Having good visual hygiene is important to maintaining clear and comfortable vision.

Computer Vision Syndrome (CVS) – The American Optometric Association defines CVS as a group of eye and vision related problems that result from prolonged computer use. Studies indicate that 50 to 90% of computer users suffer from symptoms of this syndrome. The most common symptoms include eyestrain, dry eye, eye irritation, headaches, blurred vision and double vision.

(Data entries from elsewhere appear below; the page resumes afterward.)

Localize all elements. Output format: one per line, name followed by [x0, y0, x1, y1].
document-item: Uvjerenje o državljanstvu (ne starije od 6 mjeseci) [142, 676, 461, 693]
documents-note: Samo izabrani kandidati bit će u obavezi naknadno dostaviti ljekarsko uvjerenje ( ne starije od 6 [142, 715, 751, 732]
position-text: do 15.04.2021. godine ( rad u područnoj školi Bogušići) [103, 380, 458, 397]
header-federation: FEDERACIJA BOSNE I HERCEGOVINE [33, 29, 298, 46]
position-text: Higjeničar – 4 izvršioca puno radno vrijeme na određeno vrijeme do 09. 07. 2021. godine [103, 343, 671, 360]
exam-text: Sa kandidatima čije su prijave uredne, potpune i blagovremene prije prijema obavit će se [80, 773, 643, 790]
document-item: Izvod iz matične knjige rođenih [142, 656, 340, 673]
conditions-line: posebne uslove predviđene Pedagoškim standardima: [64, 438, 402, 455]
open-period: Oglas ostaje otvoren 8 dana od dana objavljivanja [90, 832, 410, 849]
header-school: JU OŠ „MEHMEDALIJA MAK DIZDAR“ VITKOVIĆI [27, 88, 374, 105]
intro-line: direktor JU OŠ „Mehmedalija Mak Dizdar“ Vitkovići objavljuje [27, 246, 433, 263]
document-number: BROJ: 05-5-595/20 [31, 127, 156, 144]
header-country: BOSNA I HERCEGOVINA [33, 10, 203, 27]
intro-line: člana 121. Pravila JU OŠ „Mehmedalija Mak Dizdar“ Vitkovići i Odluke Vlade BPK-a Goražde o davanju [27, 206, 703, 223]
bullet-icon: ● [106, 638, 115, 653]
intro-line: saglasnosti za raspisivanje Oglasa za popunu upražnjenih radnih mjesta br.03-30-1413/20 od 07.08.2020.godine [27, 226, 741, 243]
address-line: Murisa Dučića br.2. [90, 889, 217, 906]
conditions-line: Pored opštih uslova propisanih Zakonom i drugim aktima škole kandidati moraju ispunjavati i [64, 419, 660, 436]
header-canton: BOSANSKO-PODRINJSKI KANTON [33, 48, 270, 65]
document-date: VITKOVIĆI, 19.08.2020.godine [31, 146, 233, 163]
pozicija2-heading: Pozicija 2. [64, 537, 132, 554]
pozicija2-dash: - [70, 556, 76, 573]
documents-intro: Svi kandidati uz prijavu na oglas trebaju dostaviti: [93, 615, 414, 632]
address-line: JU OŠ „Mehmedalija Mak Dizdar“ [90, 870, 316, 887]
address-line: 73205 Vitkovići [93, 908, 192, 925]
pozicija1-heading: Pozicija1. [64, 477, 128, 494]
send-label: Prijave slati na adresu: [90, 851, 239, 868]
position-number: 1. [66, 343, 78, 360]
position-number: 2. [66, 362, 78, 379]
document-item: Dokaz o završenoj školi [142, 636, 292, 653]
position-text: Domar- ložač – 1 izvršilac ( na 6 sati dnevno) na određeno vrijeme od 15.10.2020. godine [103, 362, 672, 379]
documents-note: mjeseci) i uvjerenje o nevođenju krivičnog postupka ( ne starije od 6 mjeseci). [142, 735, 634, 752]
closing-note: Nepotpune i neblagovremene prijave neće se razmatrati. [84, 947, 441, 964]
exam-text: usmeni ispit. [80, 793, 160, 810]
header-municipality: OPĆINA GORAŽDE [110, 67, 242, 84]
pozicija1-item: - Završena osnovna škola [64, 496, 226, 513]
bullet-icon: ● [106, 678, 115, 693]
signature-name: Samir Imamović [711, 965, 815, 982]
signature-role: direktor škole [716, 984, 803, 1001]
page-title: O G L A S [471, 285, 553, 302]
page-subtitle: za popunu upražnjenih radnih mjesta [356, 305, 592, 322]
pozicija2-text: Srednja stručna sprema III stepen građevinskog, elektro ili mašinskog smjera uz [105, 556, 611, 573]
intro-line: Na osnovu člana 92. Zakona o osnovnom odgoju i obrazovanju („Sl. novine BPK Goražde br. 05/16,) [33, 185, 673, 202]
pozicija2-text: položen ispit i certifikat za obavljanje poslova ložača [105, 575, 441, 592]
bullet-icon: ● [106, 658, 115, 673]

The following tips are intended to reduce stress on our visual system during common day-to-day activities such as reading and computer use.

  1. Good Lighting:
    1. Illumination should be positioned so as to avoid glare from your reading material.
    2. Illumination on your task should be at least 3x the illumination of its background to provide adequate contrast.
    3. A light positioned behind and over the material works well for reading.
    4. Natural light is always better for the eyes than artificial light. If reading for prolonged periods of time, try to avoid fluorescent lighting. Consider investing in a natural daylight light bulb for these tasks such as an OTT Lite bulb (best for daytime reading).
  2. Good Posture:
    1. Sit upright while reading or watching television. Avoid lying on back, side or stomach so both eyes are aligned and at an equal distance from what is being seen.
    2. While watching television make sure to sit at least 6 feet away, sitting too close can be causing you unnecessary eye fatigue.
    3. Position reading material raised at a 20 degree angle from your work station.
    4. The most appropriate distance to hold reading material is the distance from your fist held at your eye to your elbow.
    5. When working on the computer, position your seat (or screen) so you are looking down at the top of your screen at about a 15 degree angle.
  3. Taking breaks:
    1. It is suggested that for every 20 minutes of near/intermediate tasks you look 20 feet away for about 20 seconds. This is known as the 20-20-20 rule.
    2. Studies show that people tend to blink about half as much as normal when they are staring at a computer screen. To compensate for this reduced blinking time take a break and instill an artificial tear in the eyes as your symptoms indicate. If you’d like to be proactive you may also choose to instill the artificial tear before starting your computer work!

If you are still noticing issues and spend more than 4-5 hours per day reading/at a computer station then you should consider purchasing an appropriately prescribed pair of glasses designed specifically for that task (ask our optician for more information).

Utilize these tips to decrease the impact of long term visual stress and improve the quality and enjoyment of your life.